DIRECTOR: Jeni Thornley
DURATION: 1:25
Revered filmmaker Jeni Thornley (Maidens, MIFF 1979) composes an immersive cine-poem from her extensive super-8 archive spanning three decades.
Set against the backdrop of radical feminism, Aboriginal land rights and widespread social upheaval, Memory Film: A Filmmaker’s Diary is a ‘road movie’ of sorts, tracing its maker’s inner journey towards liberation. Adopting the lenses of psychotherapy and Eastern spirituality, and incorporating footage from Thornley’s earlier works Maidens, the collaborative feature For Love or Money, To the Other Shore and Island Home Country, this hyper-intimate opus contemplates gender fluidity, sexual politics, the pleasure and pain of motherhood, and the desire for a world free of war and colonisation.
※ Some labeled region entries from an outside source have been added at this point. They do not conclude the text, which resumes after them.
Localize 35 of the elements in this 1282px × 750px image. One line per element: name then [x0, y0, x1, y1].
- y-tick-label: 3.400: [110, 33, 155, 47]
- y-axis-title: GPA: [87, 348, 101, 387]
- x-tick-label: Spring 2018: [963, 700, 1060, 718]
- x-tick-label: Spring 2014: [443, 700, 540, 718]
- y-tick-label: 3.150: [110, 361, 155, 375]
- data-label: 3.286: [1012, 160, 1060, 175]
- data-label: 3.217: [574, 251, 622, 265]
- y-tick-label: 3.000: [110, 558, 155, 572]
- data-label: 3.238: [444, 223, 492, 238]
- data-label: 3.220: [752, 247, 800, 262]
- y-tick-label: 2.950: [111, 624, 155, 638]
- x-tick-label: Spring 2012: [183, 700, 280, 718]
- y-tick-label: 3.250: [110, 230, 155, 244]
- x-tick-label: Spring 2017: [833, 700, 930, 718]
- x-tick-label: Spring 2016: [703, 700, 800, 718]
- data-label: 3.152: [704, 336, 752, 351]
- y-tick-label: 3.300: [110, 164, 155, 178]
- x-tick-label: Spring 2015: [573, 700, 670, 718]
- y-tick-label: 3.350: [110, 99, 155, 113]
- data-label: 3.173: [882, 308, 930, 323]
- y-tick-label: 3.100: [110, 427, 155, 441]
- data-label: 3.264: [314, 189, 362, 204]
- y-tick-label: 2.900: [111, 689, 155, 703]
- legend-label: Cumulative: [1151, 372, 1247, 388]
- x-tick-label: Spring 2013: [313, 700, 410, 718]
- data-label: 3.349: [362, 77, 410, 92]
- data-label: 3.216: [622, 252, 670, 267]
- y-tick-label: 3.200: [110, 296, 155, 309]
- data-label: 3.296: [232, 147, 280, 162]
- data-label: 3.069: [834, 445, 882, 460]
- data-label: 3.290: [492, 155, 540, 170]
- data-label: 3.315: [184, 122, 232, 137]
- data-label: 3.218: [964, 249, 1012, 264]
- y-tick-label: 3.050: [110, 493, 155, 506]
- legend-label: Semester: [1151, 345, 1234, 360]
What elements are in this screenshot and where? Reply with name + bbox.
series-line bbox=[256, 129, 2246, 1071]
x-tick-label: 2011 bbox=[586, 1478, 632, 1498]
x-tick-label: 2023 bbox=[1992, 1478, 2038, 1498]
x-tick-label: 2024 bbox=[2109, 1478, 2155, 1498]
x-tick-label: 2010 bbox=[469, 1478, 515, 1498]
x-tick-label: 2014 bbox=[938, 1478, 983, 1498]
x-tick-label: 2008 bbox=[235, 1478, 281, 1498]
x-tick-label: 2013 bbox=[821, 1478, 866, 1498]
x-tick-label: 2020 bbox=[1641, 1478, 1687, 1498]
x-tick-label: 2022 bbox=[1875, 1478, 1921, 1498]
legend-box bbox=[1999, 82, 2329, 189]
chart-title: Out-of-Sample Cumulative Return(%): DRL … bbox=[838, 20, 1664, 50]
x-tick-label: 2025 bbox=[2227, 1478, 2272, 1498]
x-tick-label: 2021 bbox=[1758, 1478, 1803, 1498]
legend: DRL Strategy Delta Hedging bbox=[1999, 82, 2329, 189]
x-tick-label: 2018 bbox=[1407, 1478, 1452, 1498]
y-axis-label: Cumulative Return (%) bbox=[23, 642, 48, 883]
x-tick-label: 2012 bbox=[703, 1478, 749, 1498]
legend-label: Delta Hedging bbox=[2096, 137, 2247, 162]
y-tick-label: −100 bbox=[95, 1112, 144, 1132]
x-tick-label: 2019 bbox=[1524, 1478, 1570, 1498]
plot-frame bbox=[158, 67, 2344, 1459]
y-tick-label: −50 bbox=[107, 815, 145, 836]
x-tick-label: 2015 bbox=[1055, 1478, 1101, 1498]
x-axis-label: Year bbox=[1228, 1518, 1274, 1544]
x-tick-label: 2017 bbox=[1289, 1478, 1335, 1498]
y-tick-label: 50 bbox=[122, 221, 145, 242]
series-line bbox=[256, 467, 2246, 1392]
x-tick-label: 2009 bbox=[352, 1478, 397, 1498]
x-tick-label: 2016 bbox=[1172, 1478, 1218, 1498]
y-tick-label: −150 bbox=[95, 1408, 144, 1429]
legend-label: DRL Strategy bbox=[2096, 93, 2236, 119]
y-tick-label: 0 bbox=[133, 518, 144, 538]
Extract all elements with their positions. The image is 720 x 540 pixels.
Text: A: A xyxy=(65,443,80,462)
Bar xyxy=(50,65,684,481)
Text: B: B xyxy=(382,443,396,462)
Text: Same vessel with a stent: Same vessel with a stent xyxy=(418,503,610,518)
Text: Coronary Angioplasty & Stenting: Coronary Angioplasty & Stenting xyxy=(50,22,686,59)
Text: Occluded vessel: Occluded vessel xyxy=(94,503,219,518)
With a sweeping score by Egyptian-Australian multi-instrumentalist Joseph Tawadros and inspired by the minimalist sensibility of silent cinema as a dialogue-free piece, Thornley’s “farewell film poem to life” unfolds with a haunting tactility: along with the celluloid’s visible grain, there are shots of foliage, forests, fronds of hair, fingers on skin. Thornley allows the personal to intrude on the societal, revealing cracks in institutionalised accounts of events and foregrounding both impermanence and the inexorable passage of time. Supported by the MIFF Premiere Fund and produced by Tom Zubrycki (Senses of Cinema, MIFF Premiere Fund 2022; Ablaze, MIFF Premiere Fund 2021), Memory Film: A Filmmaker’s Diary is a lovingly crafted, lucid meditation on resistance, legacy and carving out one’s place amid constant transformation.